Unbestritten ist, dass sich der Lebensstandard großer Teile der Bevölkerung insbesondere in Griechenland, aber auch in Spanien und Portugal durch die Sparmaßnahmen deutlich verschlechtert hat. Extrem hoch und damit sehr explosiv ist die Jugendarbeitslosigkeit. Dagegen ist bei uns in Deutschland von tatsächlichen Auswirkungen auf die Menschen wenig zu spüren, obwohl die staatliche Ausgabenpolitik inzwischen auch hier kontrovers diskutiert wird. Deutlicher denn je zeigt sich in Europa, dass sich die Länder gegenläufig entwickeln.

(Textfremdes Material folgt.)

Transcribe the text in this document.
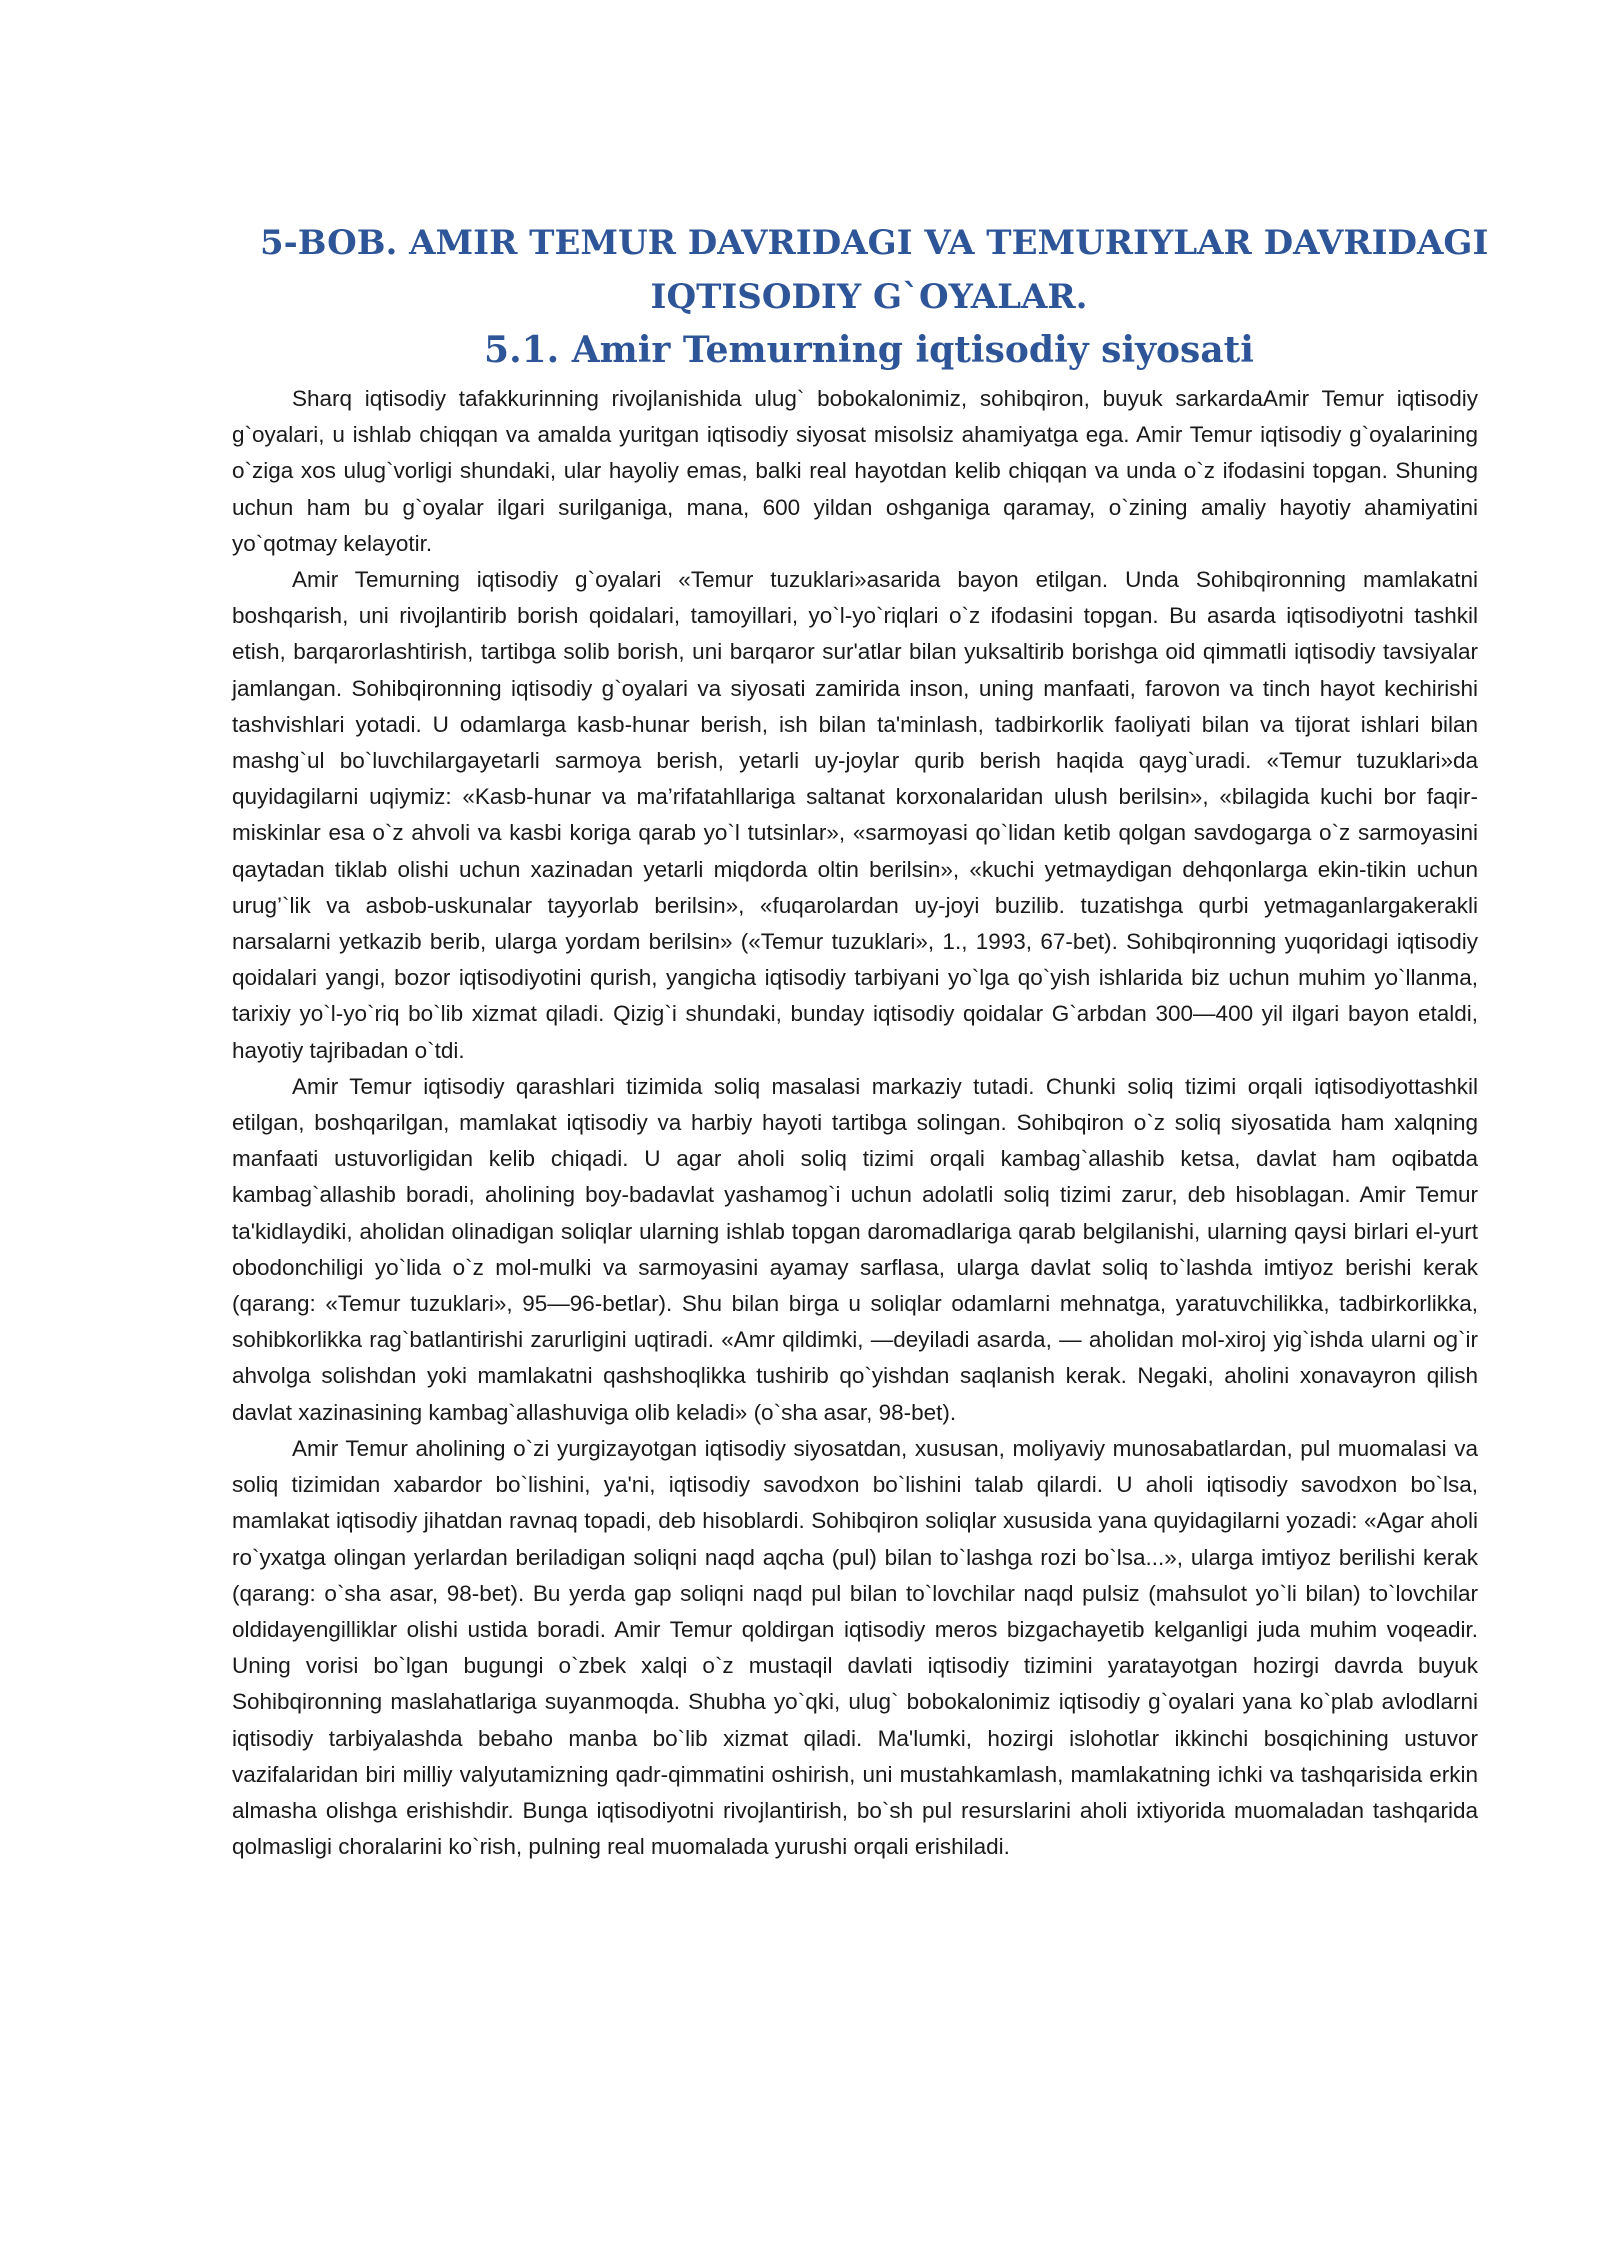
5-BOB. AMIR TEMUR DAVRIDAGI VA TEMURIYLAR DAVRIDAGI
IQTISODIY G`OYALAR.
5.1. Amir Temurning iqtisodiy siyosati

Sharq iqtisodiy tafakkurinning rivojlanishida ulug` bobokalonimiz, sohibqiron, buyuk sarkardaAmir Temur iqtisodiy g`oyalari, u ishlab chiqqan va amalda yuritgan iqtisodiy siyosat misolsiz ahamiyatga ega. Amir Temur iqtisodiy g`oyalarining o`ziga xos ulug`vorligi shundaki, ular hayoliy emas, balki real hayotdan kelib chiqqan va unda o`z ifodasini topgan. Shuning uchun ham bu g`oyalar ilgari surilganiga, mana, 600 yildan oshganiga qaramay, o`zining amaliy hayotiy ahamiyatini yo`qotmay kelayotir.

Amir Temurning iqtisodiy g`oyalari «Temur tuzuklari»asarida bayon etilgan. Unda Sohibqironning mamlakatni boshqarish, uni rivojlantirib borish qoidalari, tamoyillari, yo`l-yo`riqlari o`z ifodasini topgan. Bu asarda iqtisodiyotni tashkil etish, barqarorlashtirish, tartibga solib borish, uni barqaror sur'atlar bilan yuksaltirib borishga oid qimmatli iqtisodiy tavsiyalar jamlangan. Sohibqironning iqtisodiy g`oyalari va siyosati zamirida inson, uning manfaati, farovon va tinch hayot kechirishi tashvishlari yotadi. U odamlarga kasb-hunar berish, ish bilan ta'minlash, tadbirkorlik faoliyati bilan va tijorat ishlari bilan mashg`ul bo`luvchilargayetarli sarmoya berish, yetarli uy-joylar qurib berish haqida qayg`uradi. «Temur tuzuklari»da quyidagilarni uqiymiz: «Kasb-hunar va ma’rifatahllariga saltanat korxonalaridan ulush berilsin», «bilagida kuchi bor faqir-miskinlar esa o`z ahvoli va kasbi koriga qarab yo`l tutsinlar», «sarmoyasi qo`lidan ketib qolgan savdogarga o`z sarmoyasini qaytadan tiklab olishi uchun xazinadan yetarli miqdorda oltin berilsin», «kuchi yetmaydigan dehqonlarga ekin-tikin uchun urug’`lik va asbob-uskunalar tayyorlab berilsin», «fuqarolardan uy-joyi buzilib. tuzatishga qurbi yetmaganlargakerakli narsalarni yetkazib berib, ularga yordam berilsin» («Temur tuzuklari», 1., 1993, 67-bet). Sohibqironning yuqoridagi iqtisodiy qoidalari yangi, bozor iqtisodiyotini qurish, yangicha iqtisodiy tarbiyani yo`lga qo`yish ishlarida biz uchun muhim yo`llanma, tarixiy yo`l-yo`riq bo`lib xizmat qiladi. Qizig`i shundaki, bunday iqtisodiy qoidalar G`arbdan 300—400 yil ilgari bayon etaldi, hayotiy tajribadan o`tdi.

Amir Temur iqtisodiy qarashlari tizimida soliq masalasi markaziy tutadi. Chunki soliq tizimi orqali iqtisodiyottashkil etilgan, boshqarilgan, mamlakat iqtisodiy va harbiy hayoti tartibga solingan. Sohibqiron o`z soliq siyosatida ham xalqning manfaati ustuvorligidan kelib chiqadi. U agar aholi soliq tizimi orqali kambag`allashib ketsa, davlat ham oqibatda kambag`allashib boradi, aholining boy-badavlat yashamog`i uchun adolatli soliq tizimi zarur, deb hisoblagan. Amir Temur ta'kidlaydiki, aholidan olinadigan soliqlar ularning ishlab topgan daromadlariga qarab belgilanishi, ularning qaysi birlari el-yurt obodonchiligi yo`lida o`z mol-mulki va sarmoyasini ayamay sarflasa, ularga davlat soliq to`lashda imtiyoz berishi kerak (qarang: «Temur tuzuklari», 95—96-betlar). Shu bilan birga u soliqlar odamlarni mehnatga, yaratuvchilikka, tadbirkorlikka, sohibkorlikka rag`batlantirishi zarurligini uqtiradi. «Amr qildimki, —deyiladi asarda, — aholidan mol-xiroj yig`ishda ularni og`ir ahvolga solishdan yoki mamlakatni qashshoqlikka tushirib qo`yishdan saqlanish kerak. Negaki, aholini xonavayron qilish davlat xazinasining kambag`allashuviga olib keladi» (o`sha asar, 98-bet).

Amir Temur aholining o`zi yurgizayotgan iqtisodiy siyosatdan, xususan, moliyaviy munosabatlardan, pul muomalasi va soliq tizimidan xabardor bo`lishini, ya'ni, iqtisodiy savodxon bo`lishini talab qilardi. U aholi iqtisodiy savodxon bo`lsa, mamlakat iqtisodiy jihatdan ravnaq topadi, deb hisoblardi. Sohibqiron soliqlar xususida yana quyidagilarni yozadi: «Agar aholi ro`yxatga olingan yerlardan beriladigan soliqni naqd aqcha (pul) bilan to`lashga rozi bo`lsa...», ularga imtiyoz berilishi kerak (qarang: o`sha asar, 98-bet). Bu yerda gap soliqni naqd pul bilan to`lovchilar naqd pulsiz (mahsulot yo`li bilan) to`lovchilar oldidayengilliklar olishi ustida boradi. Amir Temur qoldirgan iqtisodiy meros bizgachayetib kelganligi juda muhim voqeadir. Uning vorisi bo`lgan bugungi o`zbek xalqi o`z mustaqil davlati iqtisodiy tizimini yaratayotgan hozirgi davrda buyuk Sohibqironning maslahatlariga suyanmoqda. Shubha yo`qki, ulug` bobokalonimiz iqtisodiy g`oyalari yana ko`plab avlodlarni iqtisodiy tarbiyalashda bebaho manba bo`lib xizmat qiladi. Ma'lumki, hozirgi islohotlar ikkinchi bosqichining ustuvor vazifalaridan biri milliy valyutamizning qadr-qimmatini oshirish, uni mustahkamlash, mamlakatning ichki va tashqarisida erkin almasha olishga erishishdir. Bunga iqtisodiyotni rivojlantirish, bo`sh pul resurslarini aholi ixtiyorida muomaladan tashqarida qolmasligi choralarini ko`rish, pulning real muomalada yurushi orqali erishiladi.
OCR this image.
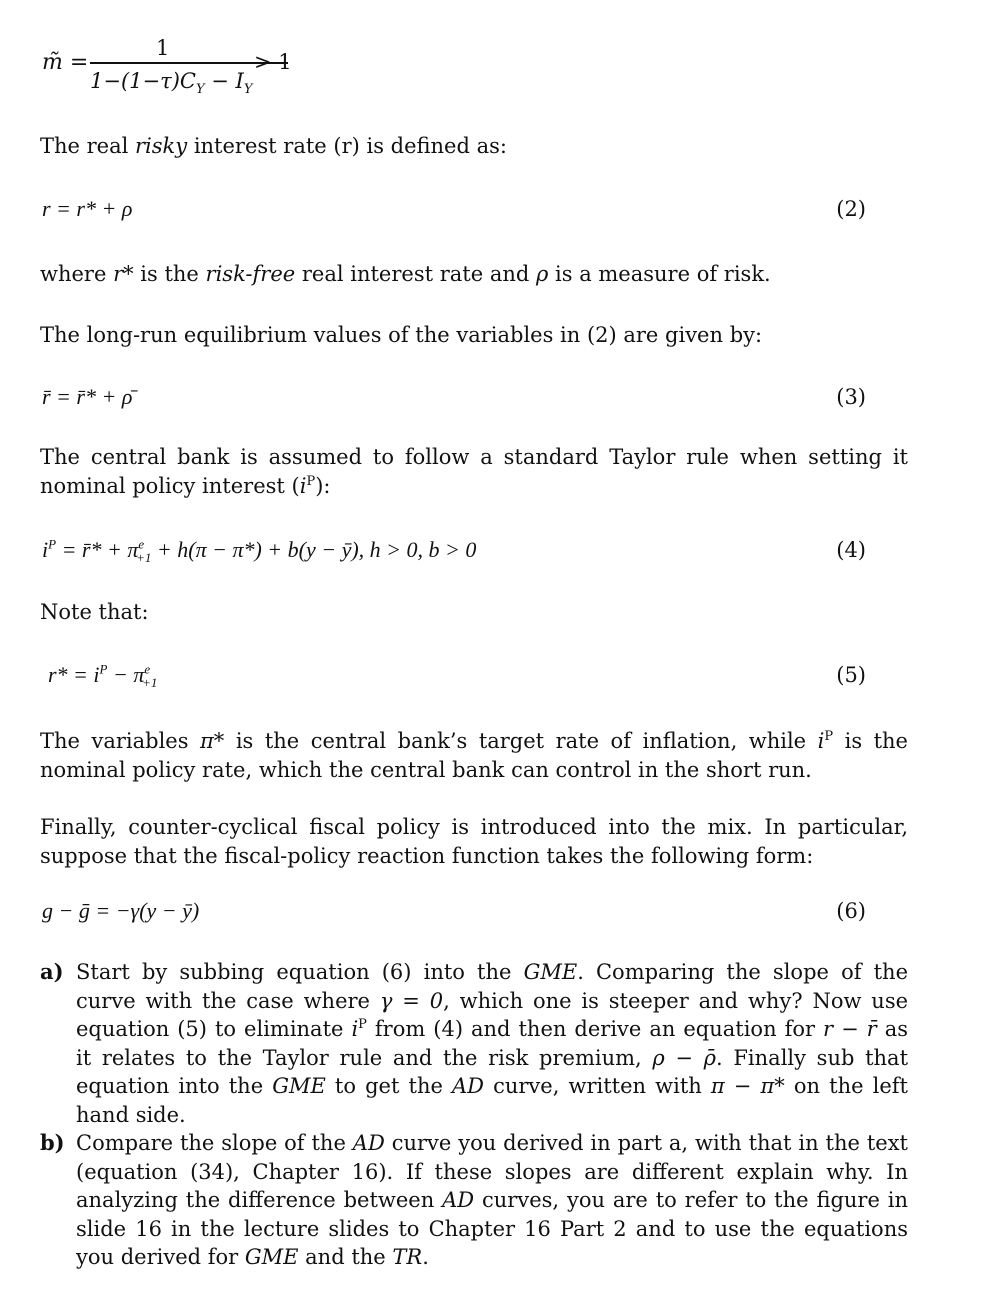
m̃ =
1
$1-(1-\tau)C_Y - I_Y$
> 1
The real risky interest rate (r) is defined as:
r = r* + ρ	(2)
where r* is the risk-free real interest rate and ρ is a measure of risk.
The long-run equilibrium values of the variables in (2) are given by:
r̄ = r̄* + ρ̄	(3)
The central bank is assumed to follow a standard Taylor rule when setting it nominal policy interest $(i^P)$:
$i^P$ = r̄* + $\pi^e_{+1} + h(\pi - \pi*) + b(y$ − ȳ), h > 0, b > 0	(4)
Note that:
$r* = i^P - \pi^e_{+1}$	(5)
The variables π* is the central bank’s target rate of inflation, while $i^P$ is the nominal policy rate, which the central bank can control in the short run.
Finally, counter-cyclical fiscal policy is introduced into the mix. In particular, suppose that the fiscal-policy reaction function takes the following form:
g − ḡ = −γ(y − ȳ)	(6)
a) Start by subbing equation (6) into the GME. Comparing the slope of the curve with the case where γ = 0, which one is steeper and why? Now use equation (5) to eliminate $i^P$ from (4) and then derive an equation for r − r̄ as it relates to the Taylor rule and the risk premium, ρ − ρ̄. Finally sub that equation into the GME to get the AD curve, written with π − π* on the left hand side.
b) Compare the slope of the AD curve you derived in part a, with that in the text (equation (34), Chapter 16). If these slopes are different explain why. In analyzing the difference between AD curves, you are to refer to the figure in slide 16 in the lecture slides to Chapter 16 Part 2 and to use the equations you derived for GME and the TR.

Umso wichtiger ist eine Haushaltsführung, mit der die Politik das Vertrauen der Kapitalmärkte wieder zurückzugewinnen kann. Ansonsten bekommen nicht nur die Griechen, sondern auch die Euro-Schwergewichte Spanien, Italien und Frankreich größere Probleme, ihre Staatsanleihen zu akzeptablen Zinssätzen zu platzieren. Folge wäre eine weitere Quersubventionierung kriselnder Staaten durch immer größere Rettungsschirme. Das aber würde den politischen und wirtschaftlichen Zusammenhalt in Europa gefährden. Ebenfalls keine Alternative zur soliden Haushaltsführung wäre die Defizitfinanzierung via Notenpresse der Europäischen Zentralbank. Dies würde die ohnehin schon latent vorhandene Inflationsgefahr weiter verschärfen und außerdem die bestehenden Probleme nicht lösen, sondern lediglich in die Zukunft verschieben.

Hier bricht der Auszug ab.